The Remote Elastic Lock
The Remote Elastic Lock (REL) is the subsystem responsible for locking and releasing a tool on the carriage. While the kinematic coupling features on both carriage and tool do te work of locating tools to a consistent position, the REL locks it into place.
System Behavior
Properly locking a tool into the coupling at all 6 points of contact requires a nesting force a force applied that pushes the tool balls and carriage pins together. This nesting force is applied with the twist lock, which rotates into the wedge plate. As the twist lock rotates, the helical feature in the wedge plate creates both an axial and radial force applied from the shaft to the tool. The radial force is due to friction and should be minimized while the axial force is responsible for holding the tool in place. This process, when cycled thousands of times, will eventually wear out the wedge plate from the repeated rubbing, which will need to be replaced.
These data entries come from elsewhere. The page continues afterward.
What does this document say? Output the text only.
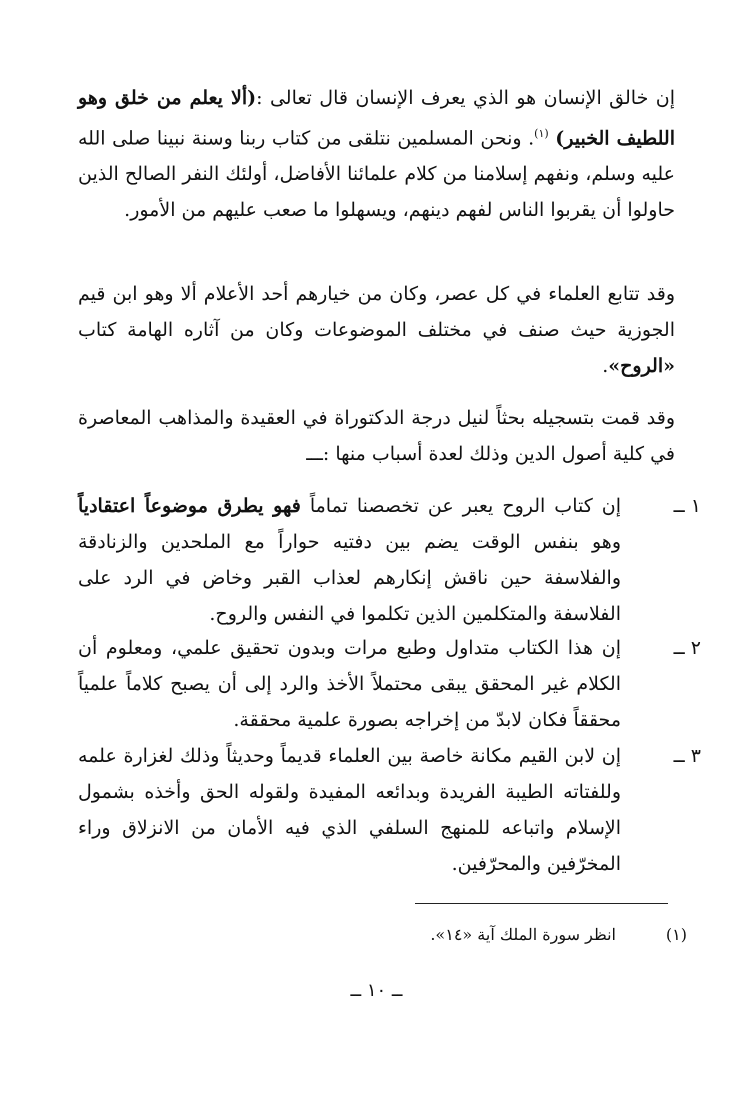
إن خالق الإنسان هو الذي يعرف الإنسان قال تعالى :(ألا يعلم من خلق وهو اللطيف الخبير) $^{(١)}$. ونحن المسلمين نتلقى من كتاب ربنا وسنة نبينا صلى الله عليه وسلم، ونفهم إسلامنا من كلام علمائنا الأفاضل، أولئك النفر الصالح الذين حاولوا أن يقربوا الناس لفهم دينهم، ويسهلوا ما صعب عليهم من الأمور.

وقد تتابع العلماء في كل عصر، وكان من خيارهم أحد الأعلام ألا وهو ابن قيم الجوزية حيث صنف في مختلف الموضوعات وكان من آثاره الهامة كتاب «الروح».

وقد قمت بتسجيله بحثاً لنيل درجة الدكتوراة في العقيدة والمذاهب المعاصرة في كلية أصول الدين وذلك لعدة أسباب منها :ـــ

١ ــ
إن كتاب الروح يعبر عن تخصصنا تماماً فهو يطرق موضوعاً اعتقادياً وهو بنفس الوقت يضم بين دفتيه حواراً مع الملحدين والزنادقة والفلاسفة حين ناقش إنكارهم لعذاب القبر وخاض في الرد على الفلاسفة والمتكلمين الذين تكلموا في النفس والروح.
٢ ــ
إن هذا الكتاب متداول وطبع مرات وبدون تحقيق علمي، ومعلوم أن الكلام غير المحقق يبقى محتملاً الأخذ والرد إلى أن يصبح كلاماً علمياً محققاً فكان لابدّ من إخراجه بصورة علمية محققة.
٣ ــ
إن لابن القيم مكانة خاصة بين العلماء قديماً وحديثاً وذلك لغزارة علمه وللفتاته الطيبة الفريدة وبدائعه المفيدة ولقوله الحق وأخذه بشمول الإسلام واتباعه للمنهج السلفي الذي فيه الأمان من الانزلاق وراء المخرّفين والمحرّفين.
(١)
انظر سورة الملك آية «١٤».
ــ ١٠ ــ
Detecting Locked/Unlocked Tools
When a tool is picked up, the twist lock rotates into the carriage to a specified setpoint at which point the tool is considered locked. This setpoint is not position-based, however, but torque-based. That is, only when a particular torque value is applied to the twist lock is a tool considered fully engaged. There are key advantages to a torque based locking system. First, the system is less susceptible to wear-and-tear. As the machine cycles through thousands of lock/unlock movements, either the twist lock pin or the wedge plate can eventually wear out. With a torque-based locking setup, tools will continue to lock consistently throughout the life time of the parts, rather than gradually degrading in reliability. Second, this setup makes Jubilee more ready to accommodate slight changes in geometry on the wedge plate feature. Even if wedge plates differ slightly from manufacturing processes, they will likely still work. One extension of this concept is that wedge plates can, in principle, be 3D printed. However, this is not recommended as the "stair-step" feature of the printing process can cause the twist lock to snag and twist the tool, rather than apply a majority axial force that pulls it into the locking position.